Fitz, H. (2009). Neural Syntax. Amsterdam. ILLC publication series.

Hartmut Fitz

Abstract:

Children learn their mother tongue spontaneously and effortlessly

through communicative interaction with their environment; they do not

have to be taught explicitly or learn how to learn first. The ambient

language to which children are exposed, however, is highly variable

and arguably deficient with regard to the learning target.

Nonetheless, most normally developing children learn their native

language rapidly and with ease.

To explain this accomplishment, many theories of acquisition posit

innate constraints on learning, or even a biological endowment for

language which is specific to language.  Usage-based theories, on the

other hand, place more emphasis on the role of experience and

domain-general learning mechanisms than on innate language-specific

knowledge. But languages are lexically open and combinatorial in

structure, so no amount of experience covers their

expressivity. Usage-based theories therefore have to explain how

children can generalize the properties of their linguistic input to an

adult-like grammar.

In this thesis I provide an explicit computational mechanism with

which usage-based theories of language can be tested and

evaluated. The focus of my work lies on complex syntax and the human

ability to form sentences which express more than one proposition by

means of relativization.  This `capacity for recursion' is a hallmark

of an adult grammar and, as some have argued, the human language

faculty itself.

The manuscript is organized as follows. In the second chapter, I give

an overview of results that characterize the properties of neural

networks as mathematical objects and review previous attempts at

modelling the acquisition of complex syntax with such networks.  The

chapter introduces the conceptual landscape in which the current work

is located.

In the third chapter, I argue that the construction and use of meaning

is essential in child language acquisition and adult

processing. Neural network models need to incorporate this dimension

of human linguistic behavior. I introduce the Dual-path model of

sentence production and syntactic development which is able to

represent semantics and learns from exposure to sentences paired with

their meaning (cf. Chang et al. 2006).  I explain the architecture of

this model, motivate critical assumptions behind its design, and

discuss existing research using this model.

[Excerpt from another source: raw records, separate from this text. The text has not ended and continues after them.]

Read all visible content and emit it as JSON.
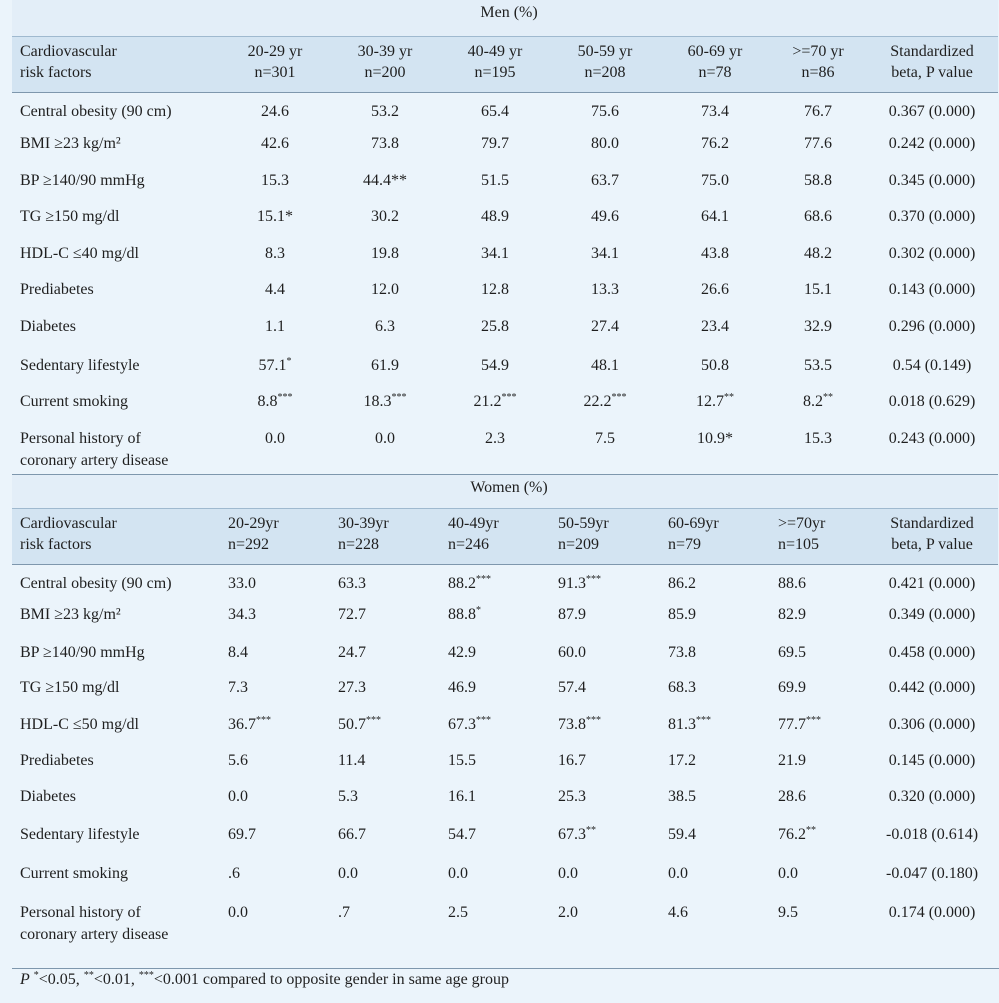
{
  "sections": [
    {
      "title": "Men (%)",
      "headers": {
        "factor": [
          "Cardiovascular",
          "risk factors"
        ],
        "groups": [
          [
            "20-29 yr",
            "n=301"
          ],
          [
            "30-39 yr",
            "n=200"
          ],
          [
            "40-49 yr",
            "n=195"
          ],
          [
            "50-59 yr",
            "n=208"
          ],
          [
            "60-69 yr",
            "n=78"
          ],
          [
            ">=70 yr",
            "n=86"
          ]
        ],
        "beta": [
          "Standardized",
          "beta, P value"
        ]
      },
      "rows": [
        {
          "label": [
            "Central obesity (90 cm)"
          ],
          "values": [
            "24.6",
            "53.2",
            "65.4",
            "75.6",
            "73.4",
            "76.7"
          ],
          "marks": [
            "",
            "",
            "",
            "",
            "",
            ""
          ],
          "beta": "0.367 (0.000)"
        },
        {
          "label": [
            "BMI ≥23 kg/m²"
          ],
          "values": [
            "42.6",
            "73.8",
            "79.7",
            "80.0",
            "76.2",
            "77.6"
          ],
          "marks": [
            "",
            "",
            "",
            "",
            "",
            ""
          ],
          "beta": "0.242 (0.000)"
        },
        {
          "label": [
            "BP ≥140/90 mmHg"
          ],
          "values": [
            "15.3",
            "44.4**",
            "51.5",
            "63.7",
            "75.0",
            "58.8"
          ],
          "marks": [
            "",
            "",
            "",
            "",
            "",
            ""
          ],
          "beta": "0.345 (0.000)"
        },
        {
          "label": [
            "TG ≥150 mg/dl"
          ],
          "values": [
            "15.1*",
            "30.2",
            "48.9",
            "49.6",
            "64.1",
            "68.6"
          ],
          "marks": [
            "",
            "",
            "",
            "",
            "",
            ""
          ],
          "beta": "0.370 (0.000)"
        },
        {
          "label": [
            "HDL-C ≤40 mg/dl"
          ],
          "values": [
            "8.3",
            "19.8",
            "34.1",
            "34.1",
            "43.8",
            "48.2"
          ],
          "marks": [
            "",
            "",
            "",
            "",
            "",
            ""
          ],
          "beta": "0.302 (0.000)"
        },
        {
          "label": [
            "Prediabetes"
          ],
          "values": [
            "4.4",
            "12.0",
            "12.8",
            "13.3",
            "26.6",
            "15.1"
          ],
          "marks": [
            "",
            "",
            "",
            "",
            "",
            ""
          ],
          "beta": "0.143 (0.000)"
        },
        {
          "label": [
            "Diabetes"
          ],
          "values": [
            "1.1",
            "6.3",
            "25.8",
            "27.4",
            "23.4",
            "32.9"
          ],
          "marks": [
            "",
            "",
            "",
            "",
            "",
            ""
          ],
          "beta": "0.296 (0.000)"
        },
        {
          "label": [
            "Sedentary lifestyle"
          ],
          "values": [
            "57.1",
            "61.9",
            "54.9",
            "48.1",
            "50.8",
            "53.5"
          ],
          "marks": [
            "*",
            "",
            "",
            "",
            "",
            ""
          ],
          "beta": "0.54 (0.149)"
        },
        {
          "label": [
            "Current smoking"
          ],
          "values": [
            "8.8",
            "18.3",
            "21.2",
            "22.2",
            "12.7",
            "8.2"
          ],
          "marks": [
            "***",
            "***",
            "***",
            "***",
            "**",
            "**"
          ],
          "beta": "0.018 (0.629)"
        },
        {
          "label": [
            "Personal history of",
            "coronary artery disease"
          ],
          "values": [
            "0.0",
            "0.0",
            "2.3",
            "7.5",
            "10.9*",
            "15.3"
          ],
          "marks": [
            "",
            "",
            "",
            "",
            "",
            ""
          ],
          "beta": "0.243 (0.000)"
        }
      ]
    },
    {
      "title": "Women (%)",
      "headers": {
        "factor": [
          "Cardiovascular",
          "risk factors"
        ],
        "groups": [
          [
            "20-29yr",
            "n=292"
          ],
          [
            "30-39yr",
            "n=228"
          ],
          [
            "40-49yr",
            "n=246"
          ],
          [
            "50-59yr",
            "n=209"
          ],
          [
            "60-69yr",
            "n=79"
          ],
          [
            ">=70yr",
            "n=105"
          ]
        ],
        "beta": [
          "Standardized",
          "beta, P value"
        ]
      },
      "rows": [
        {
          "label": [
            "Central obesity (90 cm)"
          ],
          "values": [
            "33.0",
            "63.3",
            "88.2",
            "91.3",
            "86.2",
            "88.6"
          ],
          "marks": [
            "",
            "",
            "***",
            "***",
            "",
            ""
          ],
          "beta": "0.421 (0.000)"
        },
        {
          "label": [
            "BMI ≥23 kg/m²"
          ],
          "values": [
            "34.3",
            "72.7",
            "88.8",
            "87.9",
            "85.9",
            "82.9"
          ],
          "marks": [
            "",
            "",
            "*",
            "",
            "",
            ""
          ],
          "beta": "0.349 (0.000)"
        },
        {
          "label": [
            "BP ≥140/90 mmHg"
          ],
          "values": [
            "8.4",
            "24.7",
            "42.9",
            "60.0",
            "73.8",
            "69.5"
          ],
          "marks": [
            "",
            "",
            "",
            "",
            "",
            ""
          ],
          "beta": "0.458 (0.000)"
        },
        {
          "label": [
            "TG ≥150 mg/dl"
          ],
          "values": [
            "7.3",
            "27.3",
            "46.9",
            "57.4",
            "68.3",
            "69.9"
          ],
          "marks": [
            "",
            "",
            "",
            "",
            "",
            ""
          ],
          "beta": "0.442 (0.000)"
        },
        {
          "label": [
            "HDL-C ≤50 mg/dl"
          ],
          "values": [
            "36.7",
            "50.7",
            "67.3",
            "73.8",
            "81.3",
            "77.7"
          ],
          "marks": [
            "***",
            "***",
            "***",
            "***",
            "***",
            "***"
          ],
          "beta": "0.306 (0.000)"
        },
        {
          "label": [
            "Prediabetes"
          ],
          "values": [
            "5.6",
            "11.4",
            "15.5",
            "16.7",
            "17.2",
            "21.9"
          ],
          "marks": [
            "",
            "",
            "",
            "",
            "",
            ""
          ],
          "beta": "0.145 (0.000)"
        },
        {
          "label": [
            "Diabetes"
          ],
          "values": [
            "0.0",
            "5.3",
            "16.1",
            "25.3",
            "38.5",
            "28.6"
          ],
          "marks": [
            "",
            "",
            "",
            "",
            "",
            ""
          ],
          "beta": "0.320 (0.000)"
        },
        {
          "label": [
            "Sedentary lifestyle"
          ],
          "values": [
            "69.7",
            "66.7",
            "54.7",
            "67.3",
            "59.4",
            "76.2"
          ],
          "marks": [
            "",
            "",
            "",
            "**",
            "",
            "**"
          ],
          "beta": "-0.018 (0.614)"
        },
        {
          "label": [
            "Current smoking"
          ],
          "values": [
            ".6",
            "0.0",
            "0.0",
            "0.0",
            "0.0",
            "0.0"
          ],
          "marks": [
            "",
            "",
            "",
            "",
            "",
            ""
          ],
          "beta": "-0.047 (0.180)"
        },
        {
          "label": [
            "Personal history of",
            "coronary artery disease"
          ],
          "values": [
            "0.0",
            ".7",
            "2.5",
            "2.0",
            "4.6",
            "9.5"
          ],
          "marks": [
            "",
            "",
            "",
            "",
            "",
            ""
          ],
          "beta": "0.174 (0.000)"
        }
      ]
    }
  ],
  "footnote": {
    "p": "P",
    "m1": "*",
    "t1": "<0.05, ",
    "m2": "**",
    "t2": "<0.01, ",
    "m3": "***",
    "t3": "<0.001 compared to opposite gender in same age group"
  }
}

The fourth chapter describes and compares several extensions of the

basic architecture to accommodate the processing of multi-clause

utterances.  These extensions are evaluated against computational

desiderata, such as good learning and generalization performance and

the parsimony of input representations. A single-best solution for

encoding the meaning of complex sentences with restrictive relative

clauses is identified, which forms the basis for all subsequent

simulations.

Chapter five analyzes the learning dynamics in more detail. I first

examine the model's behavior for different relative clause

types. Syntactic alternations prove to be particularly difficult to

learn because they complicate the meaning-to-form mapping the model

has to acquire. In the second part, I probe the internal

representations the model has developed during learning. It is argued

that the model acquires the argument structure of the construction

types in its input language and represents the hierarchical

organization of distinct multi-clause utterances.

The juice of this thesis is contained in chapters six to eight.  In

chapter six, I test the Dual-path model's generalization capacities in

a variety of tasks.  I show that its syntactic representations are

sufficiently transparent to allow structural generalization to novel

complex utterances. Semantic similarities between novel and familiar

sentence types play a critical role in this task.  The Dual-path model

also has a capacity for generalizing familiar words to novel slots in

novel constructions (strong semantic systematicity). Moreover, I

identify learning conditions under which the model displays recursive

productivity. It is argued that the model's behavior is consistent

with human behavior in that production accuracy degrades with depth of

embedding, and right-branching is learned faster than center-embedding

recursion.

In chapter seven, I address the issue of learning complex polar

interrogatives in the absence of positive exemplars in the input. I

show that the Dual-path model can acquire the syntax of these

questions from simpler and similar structures which are warranted in a

child's linguistic environment.  The model's errors closely match

children's errors, and it is suggested that children might not require

an innate learning bias to acquire auxiliary fronting. Since the model

does not implement a traditional kind of language-specific universal

grammar, these results are relevant to the poverty of the stimulus

debate.

English relative clause constructions give rise to similar performance

orderings in adult processing and child language acquisition.  This

pattern matches the typological universal called the noun phrase

accessibility hierarchy. I propose an input-based explanation of this

data in chapter eight.  The Dual-path model displays this ordering in

syntactic development when exposed to plausible input

distributions. But it is possible to manipulate and completely remove

the ordering by varying properties of the input from which the model

learns.  This indicates, I argue, that patterns of interference and

facilitation among input structures can explain the hierarchy when all

structures are simultaneously learned and represented over a single

set of connection weights.

Finally, I draw conclusions from this work, address some unanswered

questions, and give a brief outlook on how this research might be

continued.


Fitz, H. (2009). Neural Syntax. Amsterdam. ILLC publication series.